Surabaya Fashion Festival 2026 Semarak, SMPN 37 Surabaya Tampil Mengesankan
Surabaya – Jalan Tunjungan hingga kawasan Balai Kota kembali berubah menjadi panggung seni terbuka dalam gelaran Surabaya Fashion Festival (SFF) 2026, Minggu (21/6/2026).
Di antara ratusan peserta yang berdatangan dari berbagai kabupaten dan kota se-Jawa Timur, perwakilan SMP Negeri 37 Kota Surabaya tampil mencuri perhatian dengan penampilan yang sarat nilai budaya, kreativitas tinggi, dan kepercayaan diri yang luar biasa.
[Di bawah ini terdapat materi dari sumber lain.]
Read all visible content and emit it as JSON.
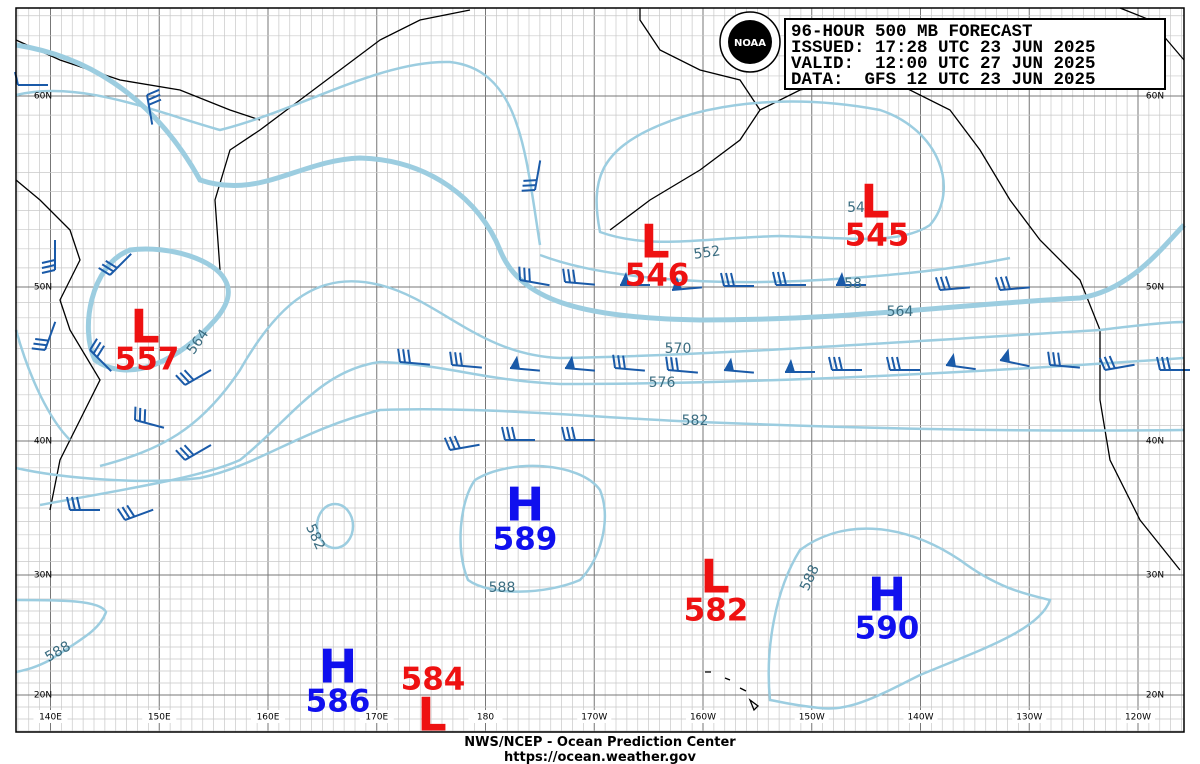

Kelompok sekolah ini dipimpin oleh empat siswi berbakat: Aliya, Geisha, Karina, dan Andin.
Mereka berjalan beriringan di sepanjang rute mulai dari Gedung Siola – kawasan bersejarah yang menjadi saksi perkembangan kota – menyusuri pusat kota, hingga berakhir di halaman Balai Kota Surabaya.

Dengan kostum yang dirancang khusus, lengkap dengan hiasan kepala yang megah dan detail anyaman serta ornamen khas kearifan lokal, penampilan SMPN 37 menjadi bukti nyata bahwa generasi muda mampu menjadikan warisan budaya sebagai sumber inspirasi karya yang modern dan menarik.
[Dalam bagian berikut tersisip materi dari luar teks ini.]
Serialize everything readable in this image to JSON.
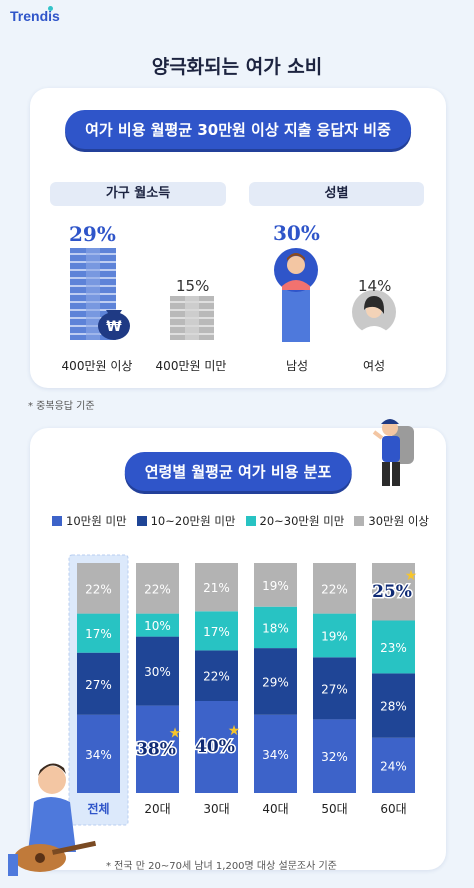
{
  "logo": "Trendis",
  "title": "양극화되는 여가 소비",
  "section1": {
    "pill": "여가 비용 월평균 30만원 이상 지출 응답자 비중",
    "income": {
      "header": "가구 월소득",
      "items": [
        {
          "label": "400만원 이상",
          "value": "29%",
          "value_num": 29
        },
        {
          "label": "400만원 미만",
          "value": "15%",
          "value_num": 15
        }
      ]
    },
    "gender": {
      "header": "성별",
      "items": [
        {
          "label": "남성",
          "value": "30%",
          "value_num": 30
        },
        {
          "label": "여성",
          "value": "14%",
          "value_num": 14
        }
      ]
    },
    "note": "* 중복응답 기준"
  },
  "section2": {
    "pill": "연령별 월평균 여가 비용 분포",
    "note": "* 전국 만 20~70세 남녀 1,200명 대상 설문조사 기준"
  },
  "colors": {
    "s1": "#3d63c9",
    "s2": "#1f4596",
    "s3": "#28c3c3",
    "s4": "#b3b3b3"
  },
  "chart_data": {
    "type": "bar",
    "stacked": true,
    "categories": [
      "전체",
      "20대",
      "30대",
      "40대",
      "50대",
      "60대"
    ],
    "series": [
      {
        "name": "10만원 미만",
        "values": [
          34,
          38,
          40,
          34,
          32,
          24
        ]
      },
      {
        "name": "10~20만원 미만",
        "values": [
          27,
          30,
          22,
          29,
          27,
          28
        ]
      },
      {
        "name": "20~30만원 미만",
        "values": [
          17,
          10,
          17,
          18,
          19,
          23
        ]
      },
      {
        "name": "30만원 이상",
        "values": [
          22,
          22,
          21,
          19,
          22,
          25
        ]
      }
    ],
    "labels": [
      [
        "34%",
        "38%",
        "40%",
        "34%",
        "32%",
        "24%"
      ],
      [
        "27%",
        "30%",
        "22%",
        "29%",
        "27%",
        "28%"
      ],
      [
        "17%",
        "10%",
        "17%",
        "18%",
        "19%",
        "23%"
      ],
      [
        "22%",
        "22%",
        "21%",
        "19%",
        "22%",
        "25%"
      ]
    ],
    "highlights": [
      "38%",
      "40%",
      "25%"
    ],
    "ylim": [
      0,
      100
    ]
  }
}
Di samping itu, barisan pendukung dan papan identitas sekolah yang dibawa dengan rapi semakin memperkuat citra positif sekolah dalam kegiatan berskala kota ini.
Keikutsertaan Aliya dalam ajang ini menyimpan makna yang lebih dalam dan menyentuh hati.
Sebagai putri dari Pimpinan Redaksi (Pimred) Liputan Warta Jatim, ia tampil tepat bertepatan dengan momen peringatan Hari Ayah.
Bagi Aliya dan keluarganya, keberaniannya melangkah di pawai besar ini bukan sekadar penampilan, melainkan wujud penghormatan dan kebanggaan kepada sosok ayahnya yang telah lama berkiprah di dunia jurnalistik dan penyebaran informasi yang bermanfaat bagi masyarakat Jawa Timur.
Suasana sepanjang lintasan pawai sangat meriah. Warga Surabaya dan pengunjung dari luar daerah berdiri berjejer di pinggir jalan menyambut setiap kelompok peserta dengan tepuk tangan meriah.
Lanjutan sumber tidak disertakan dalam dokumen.